Don’t get me wrong, we do need to examine ourselves – Paul’s not advocating that we never allow the Spirit to shine the light on our hearts and reveal things that we need to bring to the Lord in repentance. Psalm 139 says Search me, O God, and know my heart! Try me and know my thoughts! And see if there be any grievous way in me, and lead me in the way everlasting. But even in that, we’re asking God to search us, and lead us. A little introspection goes a long way. 

There is, Paul reminds us, a day coming when the Lord will bring everything into the light. Everything that is now hidden will be revealed, and the very motives of our hearts will be disclosed. Judgment day will shine a light such as we have never experienced, when the very motives, the very undercurrents of our hearts will be seen for what they are. Not only what we did will be seen and evaluated, but why we did it will be brought into light so it will be clear to the Lord and to all what motivated us.

That sounds pretty scary to me. I don’t relish the idea of having every single thing I’ve ever done and every motive, every heart impulse I’ve done it with being played on an IMAX screen for all to see. But Paul doesn’t frame that day as a “gotcha” moment for the believer. He frames it as a positive: Then each one will receive his commendation from God. That’s not to say some won’t be rebuked – there is a warning to be ready for that day implied in these verses. But mostly the believer lives in expectancy that, as we live in the goodness of the gospel, as we live in God’s forgiveness and grace, as we live in the confidence that we are justified and righteous in God’s sight, as we live in the power of the Spirit enabling us to grow and obey, as we live in the desire to honor and please God with our lives, we can look forward to that day as a day of commendation. Not because we deserve it, but because God gives us what we don’t deserve. That’s what grace does: we deserve condemnation from God, we receive commendation from God. 

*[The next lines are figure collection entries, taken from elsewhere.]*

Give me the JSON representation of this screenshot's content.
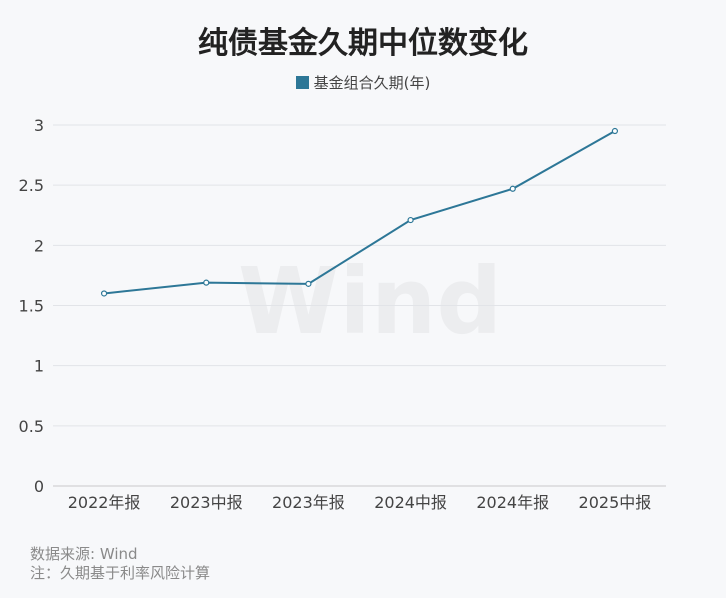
{
  "chart_data": {
    "type": "line",
    "title": "纯债基金久期中位数变化",
    "categories": [
      "2022年报",
      "2023中报",
      "2023年报",
      "2024中报",
      "2024年报",
      "2025中报"
    ],
    "series": [
      {
        "name": "基金组合久期(年)",
        "values": [
          1.6,
          1.69,
          1.68,
          2.21,
          2.47,
          2.95
        ],
        "color": "#2d7797"
      }
    ],
    "yticks": [
      "0",
      "0.5",
      "1",
      "1.5",
      "2",
      "2.5",
      "3"
    ],
    "ylim": [
      0,
      3
    ],
    "grid": true,
    "legend_position": "top-center"
  },
  "footer": {
    "source": "数据来源: Wind",
    "note": "注：久期基于利率风险计算"
  },
  "watermark": "Wind"
}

Next week we’ll finish out this chapter with a cousin message called Pride and Perspective, but pride and prejudice can sideline us from God’s great work by seating us in the judge’s box instead of being out on the field where we belong. Like the Corinthians pride would have us become judges evaluating how things should be done, rather than fellow laborers doing what God wants done. God hasn’t called us to be judges; He’s called us to be faithful. He’s called us to be servants of Christ. Not in order to be saved, but because we are saved. Not in order to be accepted but because we are accepted. Not in order to avoid condemnation but because of His loving grace we can eagerly work for, and look forward to, His commendation.